A study being conducted by the University of Virginia and West Virginia University, and funded by the National Science Foundation’s Smart Health and Wellbeing program, proposes that pharma companies can use social media to not only collect consumer feedback, but also alert FDA to drug problems and reactions more quickly.
According to a 2012 study by Pew Research, 65% of U.S. Internet users participate in one or more social media outlets. With people increasingly using the Web to learn about their symptoms, share information and broadcast their ailments to friends and family in their social media circles, University researchers will filter through numerous posts and messages on open blogs, boards, Facebook and Twitter to search for early warning signs of adverse drug reactions, which may have been later reported to FDA through official consumer and doctor channels.

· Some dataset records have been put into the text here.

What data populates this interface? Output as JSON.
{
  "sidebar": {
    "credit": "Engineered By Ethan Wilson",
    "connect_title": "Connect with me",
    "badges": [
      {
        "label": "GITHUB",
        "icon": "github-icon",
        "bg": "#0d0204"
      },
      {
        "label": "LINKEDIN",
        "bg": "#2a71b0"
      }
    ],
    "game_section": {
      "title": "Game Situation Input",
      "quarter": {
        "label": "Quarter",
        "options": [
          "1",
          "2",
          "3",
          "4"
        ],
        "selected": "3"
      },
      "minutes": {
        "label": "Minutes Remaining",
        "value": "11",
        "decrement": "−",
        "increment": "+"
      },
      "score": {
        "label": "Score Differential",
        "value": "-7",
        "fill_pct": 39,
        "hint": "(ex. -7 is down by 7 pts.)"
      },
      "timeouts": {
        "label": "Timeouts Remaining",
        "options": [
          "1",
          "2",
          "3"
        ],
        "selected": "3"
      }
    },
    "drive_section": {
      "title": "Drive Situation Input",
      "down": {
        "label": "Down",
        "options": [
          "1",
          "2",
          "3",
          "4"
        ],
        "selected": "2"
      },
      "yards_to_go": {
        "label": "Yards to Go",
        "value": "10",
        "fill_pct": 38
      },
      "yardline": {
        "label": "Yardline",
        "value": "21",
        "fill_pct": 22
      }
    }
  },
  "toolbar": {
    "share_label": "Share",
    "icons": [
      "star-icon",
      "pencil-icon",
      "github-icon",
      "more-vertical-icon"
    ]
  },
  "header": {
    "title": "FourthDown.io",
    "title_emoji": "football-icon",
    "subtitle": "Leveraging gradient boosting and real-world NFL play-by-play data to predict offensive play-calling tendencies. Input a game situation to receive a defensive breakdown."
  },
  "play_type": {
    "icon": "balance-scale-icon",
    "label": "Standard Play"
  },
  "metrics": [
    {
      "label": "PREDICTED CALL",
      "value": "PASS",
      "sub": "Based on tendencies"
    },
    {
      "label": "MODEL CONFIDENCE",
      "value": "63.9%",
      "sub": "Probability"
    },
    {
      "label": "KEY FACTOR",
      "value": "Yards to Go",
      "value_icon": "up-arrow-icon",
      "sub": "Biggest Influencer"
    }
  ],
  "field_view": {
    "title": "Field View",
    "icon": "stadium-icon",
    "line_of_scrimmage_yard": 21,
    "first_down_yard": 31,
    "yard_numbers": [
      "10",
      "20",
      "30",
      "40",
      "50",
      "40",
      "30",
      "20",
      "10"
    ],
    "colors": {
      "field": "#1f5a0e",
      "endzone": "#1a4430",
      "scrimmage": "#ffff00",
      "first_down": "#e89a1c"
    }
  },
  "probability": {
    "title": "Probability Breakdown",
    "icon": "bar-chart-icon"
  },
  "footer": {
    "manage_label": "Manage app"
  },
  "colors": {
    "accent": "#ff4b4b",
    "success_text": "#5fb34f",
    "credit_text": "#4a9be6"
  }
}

Researchers involved in the study hope that the data collected may help modernize drug surveillance and bring issues to light much quicker.
According to The Huffington Post, “The FDA primarily relies on physicians and patients to enter suspected adverse events into a database of voluntary reports that have nearly doubled over the last five years and totaled around 800,000 in 2010, the latest figure available from the Agency. It can take multiple cases before someone at the Agency detects a pattern worth investigating. Then it conducts an investigation to determine whether the drug caused the side effects.”
However, early detection of adverse reaction may have negative consequences for pharma companies as well, making companies liable for drug reactions much sooner, but unable to discern from exaggerated or false reports.
Dr. Jerry Avorn, an expert in pharmaceutical safety at Harvard Medical School, suggested that “crowdsourcing” research on something as subjective as drug effects may not yield the most reliable results and instead cited FDA’s Sentinel program, which allows the agency to track the medical records for tens of millions of patients at the first hint of an adverse reaction.
West Virginia University professor, Donald Adjeroch, who is co-leading the project and believes that the creation of a manageable database would allow the industry and FDA to inevitably help patients sooner said, “If you get one thousand people saying the same kind of thing (about a drug), you know that there is maybe something going on somewhere.”
While there may be both negative and positive consequences of tracking early drug reactions for industry and regulators, it appears that anything that can help increase patient safety and knowledge is a step in the right direction.